As legislators returned to their districts to begin their re-election campaigns last month, Walker said he would possibly call lawmakers back to Madison for a special session in the event the voter ID laws were struck down.
Senate Majority Leader Scott Fitzgerald, R-Juneau, told the Wisconsin State Journal Wednesday that legislators would not be called back to Madison due to a lack of time.
“I don’t see [the Legislature] coming back. It’s not going to be resolved for the November election,” Fitzgerald said. “This pretty much ends the idea that we could come in and do something through a legislative effort that would make sense at this point.”

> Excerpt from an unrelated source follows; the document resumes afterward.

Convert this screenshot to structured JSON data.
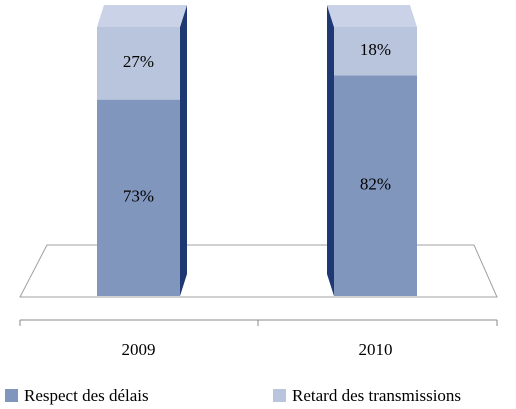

Larry Dupuis, legal director of the American Civil Liberties Union of Wisconsin, said even if the state appeals the case, subsequently taking it to the U.S. Seventh Circuit Court of Appeals in Chicago as Wisconsin Attorney General J.B. Van Hollen has indicated it will, it is unlikely that the law will be reinstated by election day.
Dupuis said the process to appeal is lengthy, and would require many months of preparation. Even if the process was expedited, he said it is unlikely Wisconsin will have a voter ID law back in place before November.
With about 300,000 Wisconsin voters without a valid form of ID, many of whom are low-income minority individuals, the law would have disenfranchised a significant portion of the Wisconsin population, Dupuis said.
Adelman ruled the law disproportionately affects Black and Latino voters despite being billed as a measure to prevent voter fraud, which he said was an almost nonexistent occurrence.
“Act 23 only tenuously serves the state’s interest in preventing voter fraud and protecting the integrity of the electoral process, and therefore the state’s interests do not justify the discriminatory result,” Adelman wrote in the decision.
The penalties for voter fraud in Wisconsin, a felony carrying a $10,000 fine and up to three years of imprisonment, far outweigh the benefits of a single vote in an election, Adelman said.
Sen. Mary Lazich, R-New Berlin, who chairs the Senate elections committee, declared Adelman’s ruling “judicial activism.” Assembly Speaker Robin Vos, R-Rochester, also defended the voter ID law, saying the law was constitutional and he supports Van Hollen’s plans to appeal the decision.
“The U.S. Supreme Court has said voter ID is constitutional. We look forward to working with the governor and our colleagues in the Senate to do whatever it takes to ensure voter ID is in place as quickly as possible,” Vos said in a statement. “The integrity of our elections is too important to be caught up in the courts. Voter ID should be law in Wisconsin.”
The Wisconsin Supreme Court is currently also reviewing a challenge to the voter ID law. For the law to remain in place, it has to clear both the federal and state challenges.
Jay Heck, executive director at Common Cause Wisconsin, said recently approved legislation to limit early and weekend voting in Wisconsin will almost certainly be in place for November’s election. However, he said the League of Women Voters of Wisconsin was also potentially planning to bring forward a lawsuit to challenge the law.